My real Father died quite young and left his house to his wife. She sold it to his sister who used it to get on the property ladder. She in turn now lives in a £1M house, has a nice business & has never so much as given me the valueless silverplated cufflinks he was wearing when he died. Her choice but I wonder what he would think of that.
My Mother (had already been) married when she left for my real Dad and after he died she went back to her husband. As my real Dad had died when I was a baby, I was brought up to belive this husband was my 'Dad', sent to School in his name (birth certificate said otherwise), 'gave me away' at my wedding etc. He is the only 'Dad' I have ever known. Yet she never allowed him to adopt me.

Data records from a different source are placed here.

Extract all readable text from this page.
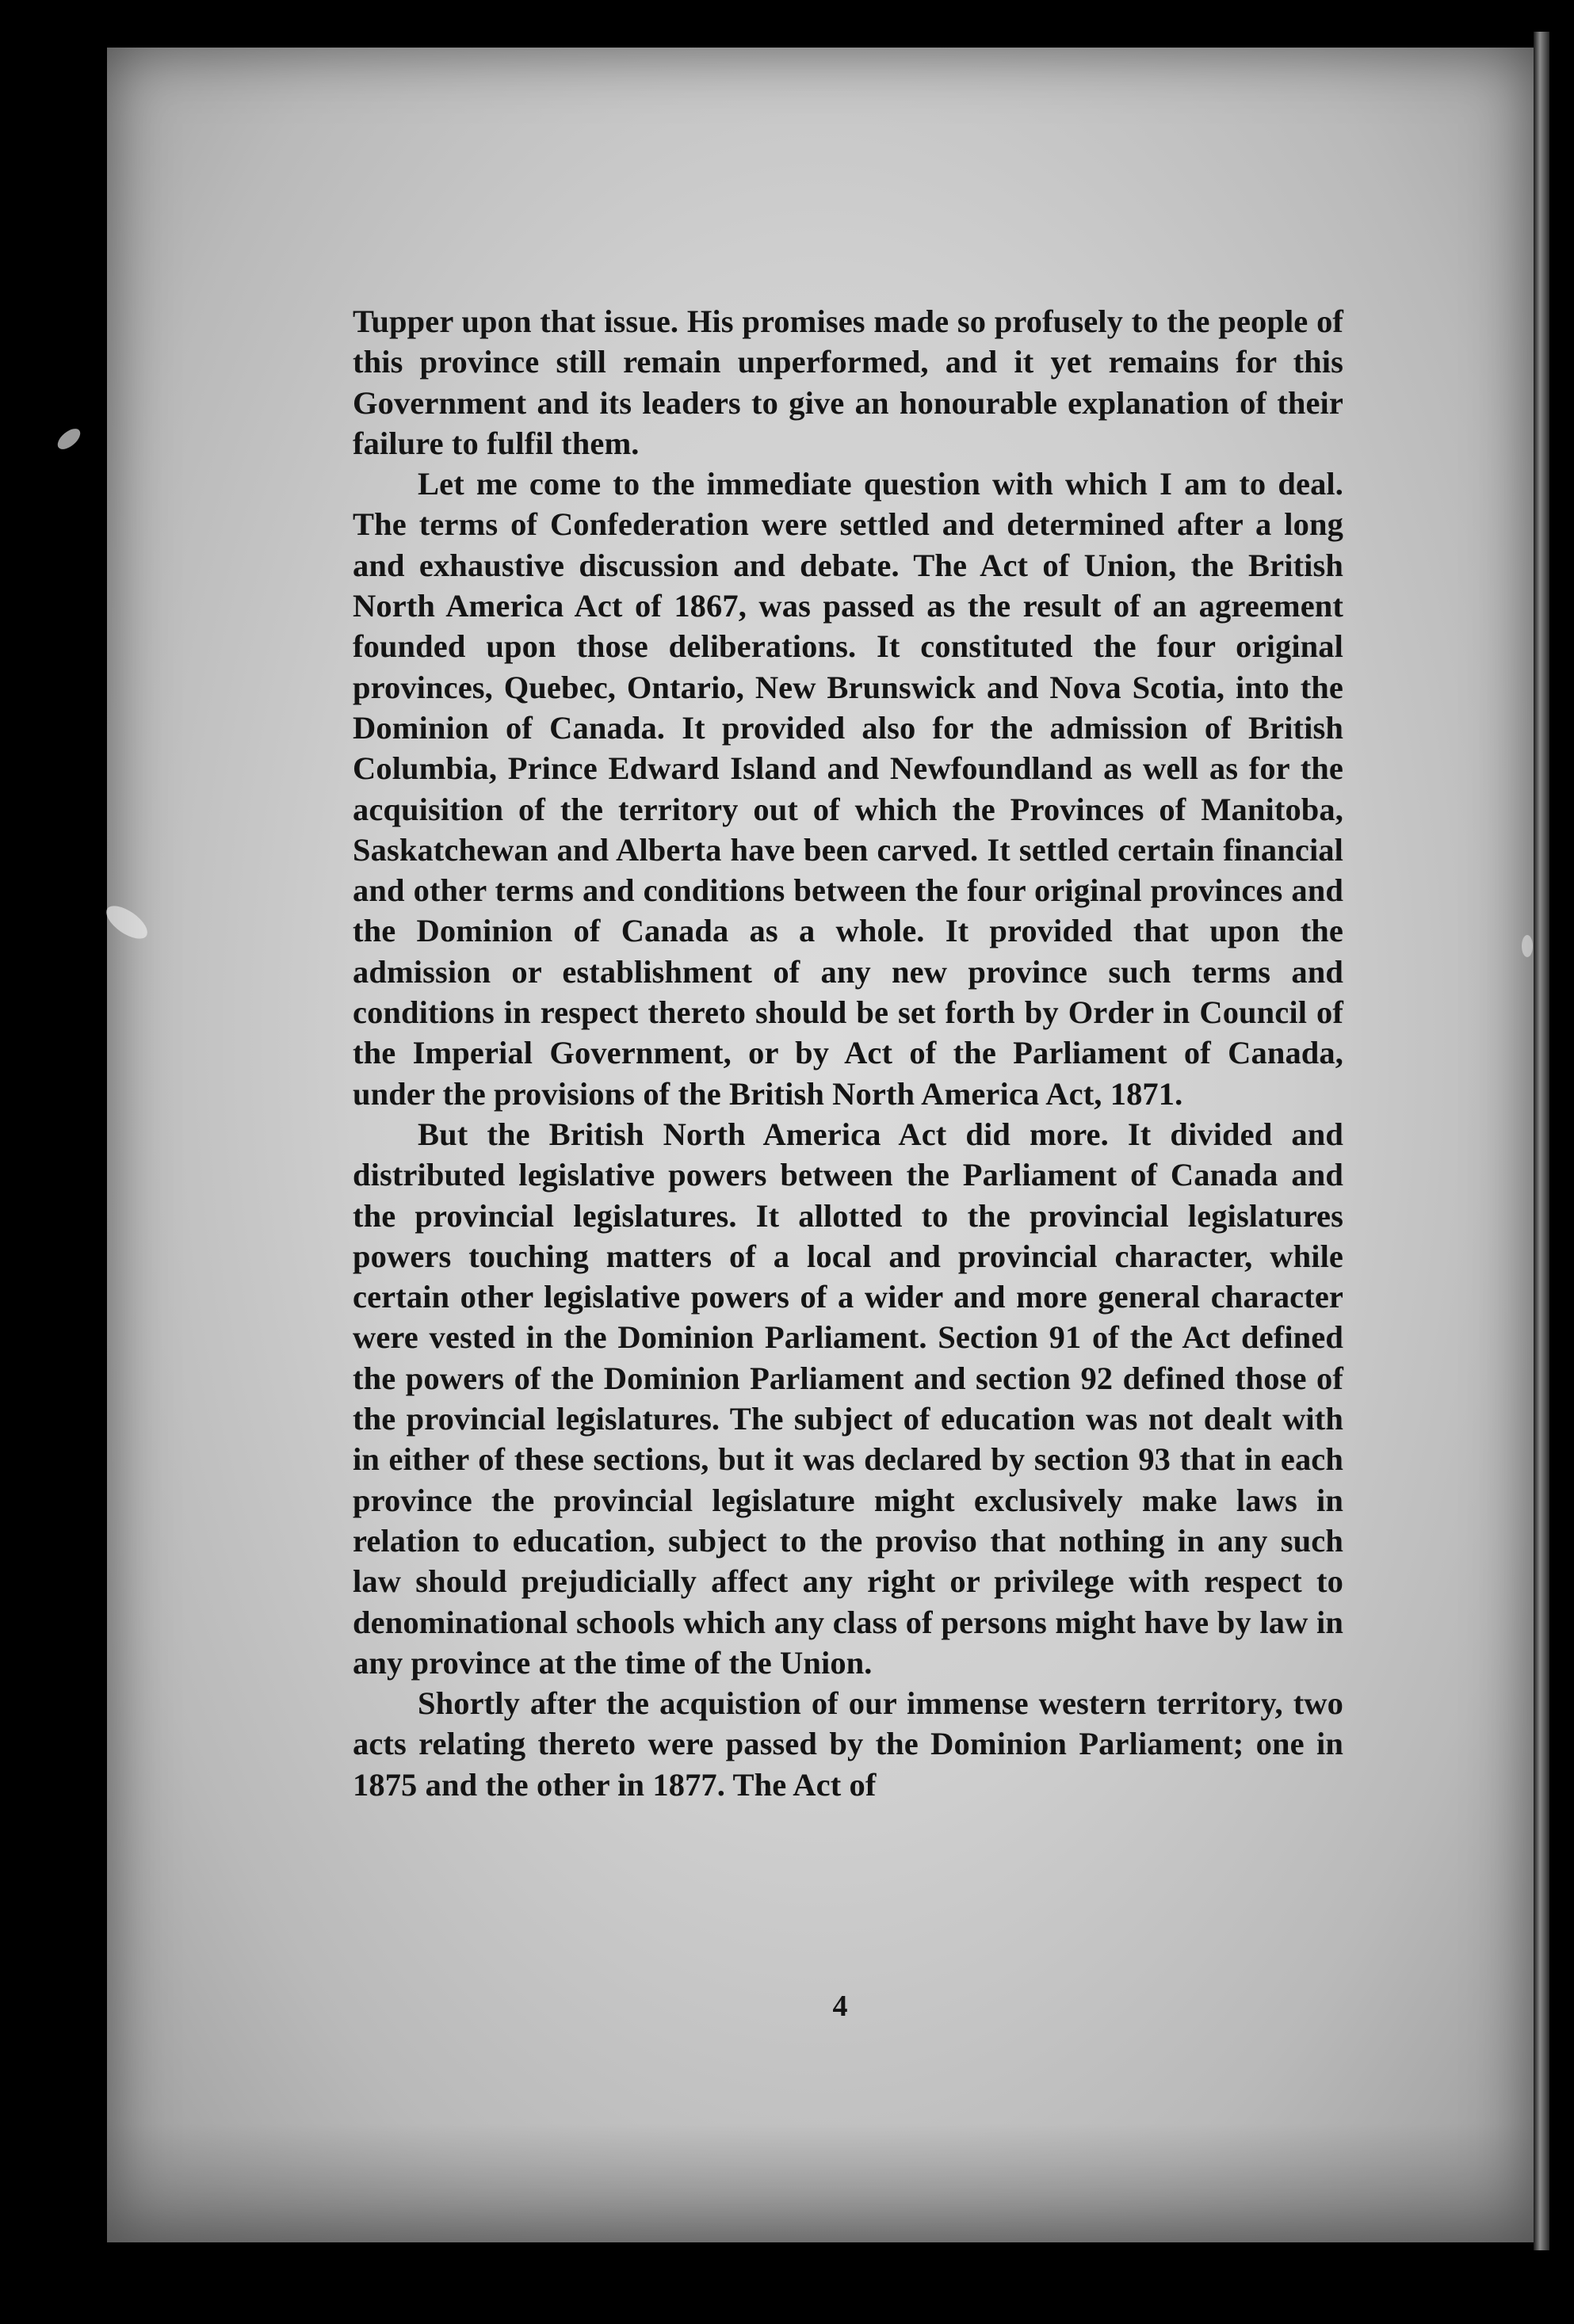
Tupper upon that issue. His promises made so profusely to the people of this province still remain unperformed, and it yet remains for this Government and its leaders to give an honourable explanation of their failure to fulfil them.

Let me come to the immediate question with which I am to deal. The terms of Confederation were settled and determined after a long and exhaustive discussion and debate. The Act of Union, the British North America Act of 1867, was passed as the result of an agreement founded upon those deliberations. It constituted the four original provinces, Quebec, Ontario, New Brunswick and Nova Scotia, into the Dominion of Canada. It provided also for the admission of British Columbia, Prince Edward Island and Newfoundland as well as for the acquisition of the territory out of which the Provinces of Manitoba, Saskatchewan and Alberta have been carved. It settled certain financial and other terms and conditions between the four original provinces and the Dominion of Canada as a whole. It provided that upon the admission or establishment of any new province such terms and conditions in respect thereto should be set forth by Order in Council of the Imperial Government, or by Act of the Parliament of Canada, under the provisions of the British North America Act, 1871.

But the British North America Act did more. It divided and distributed legislative powers between the Parliament of Canada and the provincial legislatures. It allotted to the provincial legislatures powers touching matters of a local and provincial character, while certain other legislative powers of a wider and more general character were vested in the Dominion Parliament. Section 91 of the Act defined the powers of the Dominion Parliament and section 92 defined those of the provincial legislatures. The subject of education was not dealt with in either of these sections, but it was declared by section 93 that in each province the provincial legislature might exclusively make laws in relation to education, subject to the proviso that nothing in any such law should prejudicially affect any right or privilege with respect to denominational schools which any class of persons might have by law in any province at the time of the Union.

Shortly after the acquistion of our immense western territory, two acts relating thereto were passed by the Dominion Parliament; one in 1875 and the other in 1877. The Act of

4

My mother is now ill. She has no will. Her half of their house will pass to her husband naturally enough. IF he doesnt need it for care fees / choose to leave it to the cat home etc. it will go to my (older, his natural son) half brother. Who has made it clear I 'wont see a penny' if there is anything left at that point.
I have two disabled children (my half brother has grown up NT kids).
I think it would be fairer for any inheritance to be left between the 4 grandchildren. But it won't be & there's nowt I can do about it.
It's not just about 'the money' (as there may not be any & if they spent it on a cruise / gave it to a mongolian cat charity it would of course be their right - they earned it not me) but it IS about people's feelings.
OP you probably don't care about the feelings of 'it' if you can call a child that. But it's not a decent way to behave now or in 'it's' future. It can leave a lifeling shadow of not feeling 'good enough / included'.
But perhaps that is what you are aiming for?